La Lug Tread de Beau’s : un récit oral, première partie – La bière parfaite
La Lug Tread de Beau’s : un récit oral, est un projet de blogue en trois parties qui retrace les premiers jours de la Lug Tread, la bière vedette de la microbrasserie indépendante Beau’s. Au moyen d’enregistrements audio, de coupures de presse et de documents originaux, nous racontons l’histoire – parfois tumultueuse, souvent hilarante, mais toujours divertissante – des créateurs de la première ale lagerisée, et de leur fameuse bière.
Aux débuts de Beau’s, au milieu des années 2000, le paysage du brassage artisanal indépendant au Canada était bien différent de ce qu’il est aujourd’hui.

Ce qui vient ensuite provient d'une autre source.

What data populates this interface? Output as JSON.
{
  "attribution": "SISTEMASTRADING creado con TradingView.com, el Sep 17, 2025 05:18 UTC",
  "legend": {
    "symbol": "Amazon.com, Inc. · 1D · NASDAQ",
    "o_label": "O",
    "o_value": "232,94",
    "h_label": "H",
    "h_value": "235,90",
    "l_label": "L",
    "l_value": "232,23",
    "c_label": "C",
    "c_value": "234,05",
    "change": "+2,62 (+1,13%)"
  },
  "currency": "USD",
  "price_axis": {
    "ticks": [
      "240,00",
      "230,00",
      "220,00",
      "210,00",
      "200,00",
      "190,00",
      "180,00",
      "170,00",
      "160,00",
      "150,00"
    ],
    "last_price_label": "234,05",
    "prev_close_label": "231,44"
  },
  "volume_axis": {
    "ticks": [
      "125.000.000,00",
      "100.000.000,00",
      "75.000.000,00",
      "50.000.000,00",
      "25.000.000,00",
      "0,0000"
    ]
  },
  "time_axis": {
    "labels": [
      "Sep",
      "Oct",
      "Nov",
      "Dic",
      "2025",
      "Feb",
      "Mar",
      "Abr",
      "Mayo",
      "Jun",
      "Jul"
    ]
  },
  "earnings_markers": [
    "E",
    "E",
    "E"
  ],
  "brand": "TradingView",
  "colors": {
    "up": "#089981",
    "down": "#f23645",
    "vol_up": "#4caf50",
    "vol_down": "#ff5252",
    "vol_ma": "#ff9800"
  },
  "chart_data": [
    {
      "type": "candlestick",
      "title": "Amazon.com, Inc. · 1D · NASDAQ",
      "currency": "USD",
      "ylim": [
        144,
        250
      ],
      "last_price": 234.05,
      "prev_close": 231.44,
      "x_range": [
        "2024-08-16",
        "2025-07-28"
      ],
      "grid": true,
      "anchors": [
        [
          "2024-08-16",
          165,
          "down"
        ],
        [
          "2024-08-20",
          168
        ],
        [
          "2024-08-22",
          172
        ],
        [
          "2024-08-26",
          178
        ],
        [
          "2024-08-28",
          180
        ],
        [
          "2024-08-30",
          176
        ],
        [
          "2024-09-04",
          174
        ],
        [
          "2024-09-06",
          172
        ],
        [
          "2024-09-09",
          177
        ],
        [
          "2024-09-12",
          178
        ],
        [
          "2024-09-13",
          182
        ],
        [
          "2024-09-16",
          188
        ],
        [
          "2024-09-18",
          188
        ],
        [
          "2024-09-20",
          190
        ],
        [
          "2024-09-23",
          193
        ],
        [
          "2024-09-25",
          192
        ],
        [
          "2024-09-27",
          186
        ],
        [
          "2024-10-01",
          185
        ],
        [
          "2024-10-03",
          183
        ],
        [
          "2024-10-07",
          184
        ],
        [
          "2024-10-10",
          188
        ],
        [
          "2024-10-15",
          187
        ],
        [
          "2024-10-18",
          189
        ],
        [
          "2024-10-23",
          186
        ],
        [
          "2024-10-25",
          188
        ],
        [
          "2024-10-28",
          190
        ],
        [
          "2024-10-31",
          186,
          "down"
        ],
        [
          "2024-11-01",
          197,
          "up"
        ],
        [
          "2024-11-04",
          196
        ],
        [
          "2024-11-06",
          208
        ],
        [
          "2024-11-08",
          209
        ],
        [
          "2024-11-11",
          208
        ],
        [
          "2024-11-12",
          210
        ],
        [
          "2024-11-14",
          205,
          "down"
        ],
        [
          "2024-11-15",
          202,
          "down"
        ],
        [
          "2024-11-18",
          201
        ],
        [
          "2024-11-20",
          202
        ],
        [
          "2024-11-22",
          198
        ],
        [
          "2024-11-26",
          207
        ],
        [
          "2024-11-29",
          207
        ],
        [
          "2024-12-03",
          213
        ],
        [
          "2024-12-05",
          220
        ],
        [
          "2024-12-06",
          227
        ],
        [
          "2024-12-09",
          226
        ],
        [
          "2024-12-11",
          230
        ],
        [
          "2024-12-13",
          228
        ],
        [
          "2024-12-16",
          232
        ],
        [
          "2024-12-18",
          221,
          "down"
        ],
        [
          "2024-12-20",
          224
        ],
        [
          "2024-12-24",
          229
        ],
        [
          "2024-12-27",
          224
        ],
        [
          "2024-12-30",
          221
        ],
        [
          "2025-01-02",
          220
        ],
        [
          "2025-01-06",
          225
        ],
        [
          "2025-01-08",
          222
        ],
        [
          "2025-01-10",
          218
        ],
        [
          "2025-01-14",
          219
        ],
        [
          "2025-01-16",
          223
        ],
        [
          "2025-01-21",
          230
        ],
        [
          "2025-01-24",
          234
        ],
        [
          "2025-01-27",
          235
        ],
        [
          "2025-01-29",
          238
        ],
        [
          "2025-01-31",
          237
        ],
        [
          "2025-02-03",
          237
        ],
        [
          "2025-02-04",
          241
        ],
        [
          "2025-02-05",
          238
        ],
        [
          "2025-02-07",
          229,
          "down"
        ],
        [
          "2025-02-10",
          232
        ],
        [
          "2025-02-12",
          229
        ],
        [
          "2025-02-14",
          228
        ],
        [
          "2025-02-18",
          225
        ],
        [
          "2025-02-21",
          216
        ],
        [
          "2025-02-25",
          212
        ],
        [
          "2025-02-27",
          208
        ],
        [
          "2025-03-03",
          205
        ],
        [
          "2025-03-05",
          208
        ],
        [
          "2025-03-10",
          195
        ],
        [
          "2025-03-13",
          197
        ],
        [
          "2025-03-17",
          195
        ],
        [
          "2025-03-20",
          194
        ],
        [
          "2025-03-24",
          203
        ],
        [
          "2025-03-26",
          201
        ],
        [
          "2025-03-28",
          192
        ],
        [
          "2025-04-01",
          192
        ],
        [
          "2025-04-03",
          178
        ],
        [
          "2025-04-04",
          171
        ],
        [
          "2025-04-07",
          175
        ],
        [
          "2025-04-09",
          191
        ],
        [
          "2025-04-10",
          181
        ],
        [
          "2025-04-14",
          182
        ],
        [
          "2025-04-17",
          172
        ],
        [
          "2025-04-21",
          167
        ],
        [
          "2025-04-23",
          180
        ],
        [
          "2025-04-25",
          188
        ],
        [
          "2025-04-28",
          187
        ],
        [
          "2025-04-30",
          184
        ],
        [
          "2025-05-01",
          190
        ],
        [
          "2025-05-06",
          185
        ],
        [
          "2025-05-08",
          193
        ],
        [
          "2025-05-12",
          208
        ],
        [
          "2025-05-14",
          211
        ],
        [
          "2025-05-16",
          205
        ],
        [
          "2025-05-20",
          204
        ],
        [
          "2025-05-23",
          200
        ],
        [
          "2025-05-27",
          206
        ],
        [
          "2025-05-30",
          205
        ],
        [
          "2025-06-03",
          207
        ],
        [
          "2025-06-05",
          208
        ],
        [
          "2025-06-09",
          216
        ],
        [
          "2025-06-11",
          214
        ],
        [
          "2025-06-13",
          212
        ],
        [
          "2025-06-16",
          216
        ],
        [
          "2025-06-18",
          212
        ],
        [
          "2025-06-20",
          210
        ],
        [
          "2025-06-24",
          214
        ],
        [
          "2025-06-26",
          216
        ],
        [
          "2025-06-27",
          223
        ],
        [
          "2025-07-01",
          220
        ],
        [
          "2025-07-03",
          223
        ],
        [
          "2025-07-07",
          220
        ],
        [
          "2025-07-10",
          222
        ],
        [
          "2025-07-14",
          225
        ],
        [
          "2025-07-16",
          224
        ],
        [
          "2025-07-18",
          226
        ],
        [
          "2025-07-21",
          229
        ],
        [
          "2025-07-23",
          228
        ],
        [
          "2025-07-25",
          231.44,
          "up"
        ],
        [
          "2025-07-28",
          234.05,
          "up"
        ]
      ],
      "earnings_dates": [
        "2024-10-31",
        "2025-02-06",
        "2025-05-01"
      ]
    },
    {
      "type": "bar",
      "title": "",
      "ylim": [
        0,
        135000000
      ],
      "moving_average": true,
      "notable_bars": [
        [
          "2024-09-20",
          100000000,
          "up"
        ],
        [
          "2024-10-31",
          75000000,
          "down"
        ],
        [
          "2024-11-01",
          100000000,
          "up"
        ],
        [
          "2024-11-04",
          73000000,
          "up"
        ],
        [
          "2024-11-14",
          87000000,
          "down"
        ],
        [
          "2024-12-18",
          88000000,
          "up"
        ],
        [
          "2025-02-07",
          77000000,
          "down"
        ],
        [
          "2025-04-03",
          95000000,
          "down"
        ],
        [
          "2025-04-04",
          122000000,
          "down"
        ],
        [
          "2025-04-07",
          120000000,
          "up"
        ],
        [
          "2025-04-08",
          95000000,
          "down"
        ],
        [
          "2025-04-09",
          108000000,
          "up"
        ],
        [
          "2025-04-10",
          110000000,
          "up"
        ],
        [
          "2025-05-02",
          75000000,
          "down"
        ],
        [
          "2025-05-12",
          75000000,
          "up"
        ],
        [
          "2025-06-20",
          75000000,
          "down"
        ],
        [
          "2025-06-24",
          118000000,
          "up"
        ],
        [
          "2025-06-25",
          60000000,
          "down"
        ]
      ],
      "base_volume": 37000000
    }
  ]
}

Les propriétaires de bars et de restaurants hésitaient à mettre de la bière artisanale à leur menu, car elle se vendait moins bien. Les institutions bancaires étaient moins enclines à financer les brasseurs, puisque la bière artisanale n’avait pas encore fait ses preuves sur le marché. À l’époque, les amateurs de ce type de bière n’étaient pas légion.
Le tandem père fils – et une poignée d’amis, de membres de la famille et de complices – qui osa s’aventurer en terrain inconnu allait se frotter les mains… Nous savons maintenant où leur audace les a menés, mais comment cette histoire a-t-elle commencé?
Pour connaître les débuts de Beau’s et de sa bière vedette, la Lug Tread, nous avons réuni, le jeudi 31 mai 2018, des membres fondateurs autour de quelques bonnes bières.
Participants :
- Steve Beauchesne : cofondateur et chef de la direction
- Tim Beauchesne : cofondateur et président, père de Steve
- Matthew O’Hara : maître brasseur de Beau’s, créateur de la Lug Tread
- Jamie Kaufman : directeur des ventes mal embouché de Beau’s
- Phil Beauchesne : responsable de l’emballage de Beau’s, frère cadet de Steve
- Jen Beauchesne : directrice des communications, sœur aînée de Steve et Phil
- Jordan Bamforth : directeur de création de Beau’s, concepteur du tracteur
Mise en contexte : Au début des années 2000, Tim Beauchesne procède à la fermeture de son usine textile de l’est de l’Ontario. Il a déjà fait connaître sa décision à son fils Steve, qui travaille à Toronto comme planificateur financier pour le gouvernement provincial. Après quelques bières par un bel après-midi ensoleillé, Tim annonce à Steve qu’il rêve de changer la vocation de son bâtiment pour ouvrir, un jour, une brasserie artisanale. Une idée qui inspire Steve. Emballés, les deux commencent à élaborer un plan d’affaires.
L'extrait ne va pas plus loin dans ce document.